In 2010 I was diagnosed with a neurological disorder similar to Parkinson’s called dystonia. The symptoms came on fast and furious. I was crippled and unable to do much of anything for myself. Searching online for answers, I found a few stories about people who started drinking upon their diagnosis as well as lots of talk about oral medication. I didn’t even have the luxury to do that without a lot of careful thought. I was in terrible pain and the depression and anxiety went through the roof. I was horrified and wondered where God was in all this. But I set my face to the path ahead of me and was determined to push through this thing.
Since my diagnosis my spiritual journey shifted. I wanted to find the authenticity and grace I knew before. I felt God speaking to my heart that it was okay to be just myself; that I wasn’t going to be able to help anyone else if I was not going to be transparent and real.
The real me still struggles with bad attitudes, depression, anxiety and fear. But I’m slowly learning that it’s okay to talk about it. I’m not a failure as a Christian, a wife or a mom. I know that the grace of God is magnified in my struggles and weakness. Frequently confined at home and in bed, I began to find grace-filled women bloggers who ministered His love to me through their words.

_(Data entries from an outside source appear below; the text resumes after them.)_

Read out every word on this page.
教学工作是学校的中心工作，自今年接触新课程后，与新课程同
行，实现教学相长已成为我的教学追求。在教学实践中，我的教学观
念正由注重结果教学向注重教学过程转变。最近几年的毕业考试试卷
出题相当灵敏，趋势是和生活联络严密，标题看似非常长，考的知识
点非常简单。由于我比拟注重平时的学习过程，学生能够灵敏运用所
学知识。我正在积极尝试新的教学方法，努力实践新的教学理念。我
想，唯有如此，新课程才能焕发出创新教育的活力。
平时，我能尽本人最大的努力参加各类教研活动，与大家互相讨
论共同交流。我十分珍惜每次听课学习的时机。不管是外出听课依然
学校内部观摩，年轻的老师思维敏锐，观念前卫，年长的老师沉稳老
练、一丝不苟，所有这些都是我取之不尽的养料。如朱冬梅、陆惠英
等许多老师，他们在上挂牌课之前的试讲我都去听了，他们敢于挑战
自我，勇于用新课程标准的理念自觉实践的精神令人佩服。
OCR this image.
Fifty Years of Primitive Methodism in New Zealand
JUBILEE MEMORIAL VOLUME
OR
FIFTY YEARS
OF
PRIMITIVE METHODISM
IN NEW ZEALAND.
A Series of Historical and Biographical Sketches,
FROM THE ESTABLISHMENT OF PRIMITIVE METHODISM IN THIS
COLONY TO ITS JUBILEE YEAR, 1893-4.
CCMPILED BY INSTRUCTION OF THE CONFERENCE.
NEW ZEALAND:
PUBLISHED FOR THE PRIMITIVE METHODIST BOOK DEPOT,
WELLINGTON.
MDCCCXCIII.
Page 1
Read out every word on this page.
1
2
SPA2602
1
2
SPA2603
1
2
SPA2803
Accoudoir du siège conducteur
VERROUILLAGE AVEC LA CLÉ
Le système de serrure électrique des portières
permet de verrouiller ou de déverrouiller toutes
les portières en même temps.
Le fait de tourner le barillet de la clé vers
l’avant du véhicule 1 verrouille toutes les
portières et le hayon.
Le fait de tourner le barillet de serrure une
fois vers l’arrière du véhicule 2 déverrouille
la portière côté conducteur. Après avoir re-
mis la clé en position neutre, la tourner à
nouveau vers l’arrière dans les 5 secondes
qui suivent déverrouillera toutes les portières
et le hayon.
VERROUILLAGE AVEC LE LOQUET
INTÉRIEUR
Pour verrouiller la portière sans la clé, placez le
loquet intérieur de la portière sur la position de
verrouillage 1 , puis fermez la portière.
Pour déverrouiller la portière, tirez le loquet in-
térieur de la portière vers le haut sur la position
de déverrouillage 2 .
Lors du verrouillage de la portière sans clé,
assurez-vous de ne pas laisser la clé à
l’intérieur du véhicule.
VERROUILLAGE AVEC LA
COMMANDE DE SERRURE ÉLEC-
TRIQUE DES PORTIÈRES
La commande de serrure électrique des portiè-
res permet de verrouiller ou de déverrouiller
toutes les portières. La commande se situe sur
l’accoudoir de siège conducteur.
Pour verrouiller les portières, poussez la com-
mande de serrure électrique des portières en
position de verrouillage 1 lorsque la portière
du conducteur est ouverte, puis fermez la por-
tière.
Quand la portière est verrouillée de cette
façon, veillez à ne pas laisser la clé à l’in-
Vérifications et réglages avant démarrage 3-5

Robin Williams’ death has hit me especially hard because he has always been a part of my life and because I understand some of what he was struggling with. I’m also thinking about friends from long ago who were also unable to escape their turmoil. Many of us tried hard to reach out to them but we could see them just slipping away.
Thanks to years of holistic self care, I’m doing physically better now and lead somewhat more of a normal life. I’m always mindful that there is no cure for depression or the disease of addiction. It’s the monkey on my back now and it’s managed one day at a time. I’ve learned to live with everything in a way that works for me; that way may not be the right way for someone else.
After all, we’re all on our own journey.